Briere mentioned he didn’t want sell off every piece of this Flyers roster. It may have to do with his time in Colorado.

Sakic’s first pick in charge of player personnel was Nathan MacKinnon. The Avs won their division the following season before finishing seventh (Briere’s lone season in Colorado), sixth, and seventh, respectively, in the seven-team Central Division the following three years. Sakic kept a steady, patient approach, hitting on draft picks and finding stars to build around MacKinnon, as well as Gabriel Landeskog, before the team developed into a juggernaut.

In total, Colorado’s rebuild encompassed the early-to-mid 2010s. Sakic let the cake finish baking. Sakic had a strong understanding of his roster and did not try to push his chips in before it had enough young pieces worth complementing. Time will tell if the Flyers’ fanbase and ownership will afford Briere the same patience, but it could take time to build properly.

Briere didn’t fit the mold when he signed in Philadelphia as a free agent. Forty-eight years since their last Cup, the Flyers are still defined by a team known for its pugilists. Briere is 5-foot-9 and played at less than 180 pounds. He wasn’t the stereotypical Flyer. But with a bevy of big goals and iconic playoff runs, he became one of the most memorable Flyers of his generation.

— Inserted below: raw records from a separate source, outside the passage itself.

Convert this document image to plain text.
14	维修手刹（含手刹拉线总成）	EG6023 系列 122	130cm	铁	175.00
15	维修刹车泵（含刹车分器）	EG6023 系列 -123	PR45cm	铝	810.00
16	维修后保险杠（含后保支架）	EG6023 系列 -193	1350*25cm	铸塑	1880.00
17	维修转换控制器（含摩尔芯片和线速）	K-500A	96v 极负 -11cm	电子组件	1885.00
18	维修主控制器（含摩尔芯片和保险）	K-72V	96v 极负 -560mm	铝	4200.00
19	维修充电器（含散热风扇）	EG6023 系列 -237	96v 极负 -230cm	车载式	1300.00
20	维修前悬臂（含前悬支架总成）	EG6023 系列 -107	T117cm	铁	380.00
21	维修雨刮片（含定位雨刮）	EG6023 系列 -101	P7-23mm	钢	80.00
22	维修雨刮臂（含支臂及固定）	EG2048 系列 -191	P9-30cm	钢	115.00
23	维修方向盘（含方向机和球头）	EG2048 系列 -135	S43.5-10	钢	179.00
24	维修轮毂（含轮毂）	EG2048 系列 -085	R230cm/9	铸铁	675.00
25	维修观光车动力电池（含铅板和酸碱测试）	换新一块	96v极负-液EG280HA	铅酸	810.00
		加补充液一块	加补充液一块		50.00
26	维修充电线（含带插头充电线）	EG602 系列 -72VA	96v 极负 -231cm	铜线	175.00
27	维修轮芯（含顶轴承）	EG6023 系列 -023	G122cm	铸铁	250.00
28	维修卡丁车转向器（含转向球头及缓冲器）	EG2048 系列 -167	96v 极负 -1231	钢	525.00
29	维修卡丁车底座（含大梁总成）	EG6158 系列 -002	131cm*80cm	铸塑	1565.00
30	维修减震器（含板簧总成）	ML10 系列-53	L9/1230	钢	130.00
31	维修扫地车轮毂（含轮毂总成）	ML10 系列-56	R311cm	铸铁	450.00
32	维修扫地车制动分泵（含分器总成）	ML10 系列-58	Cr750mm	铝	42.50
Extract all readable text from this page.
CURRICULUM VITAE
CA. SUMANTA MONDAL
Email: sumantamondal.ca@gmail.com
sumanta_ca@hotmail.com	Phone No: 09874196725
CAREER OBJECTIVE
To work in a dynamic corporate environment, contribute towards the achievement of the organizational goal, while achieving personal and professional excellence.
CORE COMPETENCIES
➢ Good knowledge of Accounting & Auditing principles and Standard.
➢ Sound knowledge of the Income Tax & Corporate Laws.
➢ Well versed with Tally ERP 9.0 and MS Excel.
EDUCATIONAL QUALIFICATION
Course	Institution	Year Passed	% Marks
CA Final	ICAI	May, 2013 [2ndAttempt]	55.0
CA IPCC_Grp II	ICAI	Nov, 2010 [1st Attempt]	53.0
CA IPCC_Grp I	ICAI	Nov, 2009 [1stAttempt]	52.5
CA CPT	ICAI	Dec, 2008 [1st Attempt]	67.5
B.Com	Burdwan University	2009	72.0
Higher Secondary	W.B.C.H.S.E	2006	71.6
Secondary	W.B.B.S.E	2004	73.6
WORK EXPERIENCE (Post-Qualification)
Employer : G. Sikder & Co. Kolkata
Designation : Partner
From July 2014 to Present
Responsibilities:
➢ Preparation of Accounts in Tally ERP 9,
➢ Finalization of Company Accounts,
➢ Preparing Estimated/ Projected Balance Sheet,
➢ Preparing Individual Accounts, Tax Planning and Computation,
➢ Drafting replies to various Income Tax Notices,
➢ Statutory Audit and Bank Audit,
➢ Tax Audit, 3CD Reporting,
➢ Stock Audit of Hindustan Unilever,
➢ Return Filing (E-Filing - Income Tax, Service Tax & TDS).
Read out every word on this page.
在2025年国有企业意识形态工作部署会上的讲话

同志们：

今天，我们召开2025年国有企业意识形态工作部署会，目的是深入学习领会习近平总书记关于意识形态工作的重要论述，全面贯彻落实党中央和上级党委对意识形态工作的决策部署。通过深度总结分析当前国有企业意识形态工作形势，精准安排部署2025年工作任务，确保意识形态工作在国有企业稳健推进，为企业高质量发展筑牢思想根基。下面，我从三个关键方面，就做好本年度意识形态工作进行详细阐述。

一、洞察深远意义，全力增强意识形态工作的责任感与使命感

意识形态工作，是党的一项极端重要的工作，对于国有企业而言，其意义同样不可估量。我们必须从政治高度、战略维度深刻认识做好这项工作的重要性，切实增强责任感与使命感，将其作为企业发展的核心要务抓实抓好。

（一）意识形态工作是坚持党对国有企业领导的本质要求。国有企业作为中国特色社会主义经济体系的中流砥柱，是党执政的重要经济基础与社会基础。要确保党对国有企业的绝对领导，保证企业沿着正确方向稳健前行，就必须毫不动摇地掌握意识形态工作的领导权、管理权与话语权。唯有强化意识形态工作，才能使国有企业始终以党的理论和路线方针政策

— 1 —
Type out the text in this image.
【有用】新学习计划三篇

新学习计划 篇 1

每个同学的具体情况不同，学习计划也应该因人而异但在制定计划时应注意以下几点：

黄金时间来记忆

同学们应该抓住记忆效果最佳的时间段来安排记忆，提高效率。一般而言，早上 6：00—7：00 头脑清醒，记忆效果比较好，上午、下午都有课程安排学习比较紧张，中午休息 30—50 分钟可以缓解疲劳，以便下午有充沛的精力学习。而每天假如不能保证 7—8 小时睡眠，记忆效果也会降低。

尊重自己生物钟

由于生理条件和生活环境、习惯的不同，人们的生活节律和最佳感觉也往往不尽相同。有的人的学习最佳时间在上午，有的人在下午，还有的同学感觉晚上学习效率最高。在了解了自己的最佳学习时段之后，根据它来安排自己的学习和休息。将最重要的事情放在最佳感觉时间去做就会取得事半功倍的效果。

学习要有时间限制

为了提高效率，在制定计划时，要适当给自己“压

He’s going to have to redefine what it means to be a Flyer again. Like their physicality, the Flyers have a reputation for trying to compete every season. Briere already openly discussed the likelihood of a rebuild.

He may need to lean on the lessons he learned from around the NHL, but if Briere is going to fix this team, it’s not going to be because he did it the Flyers way. Much like his career, it’s going to be because he did it his way.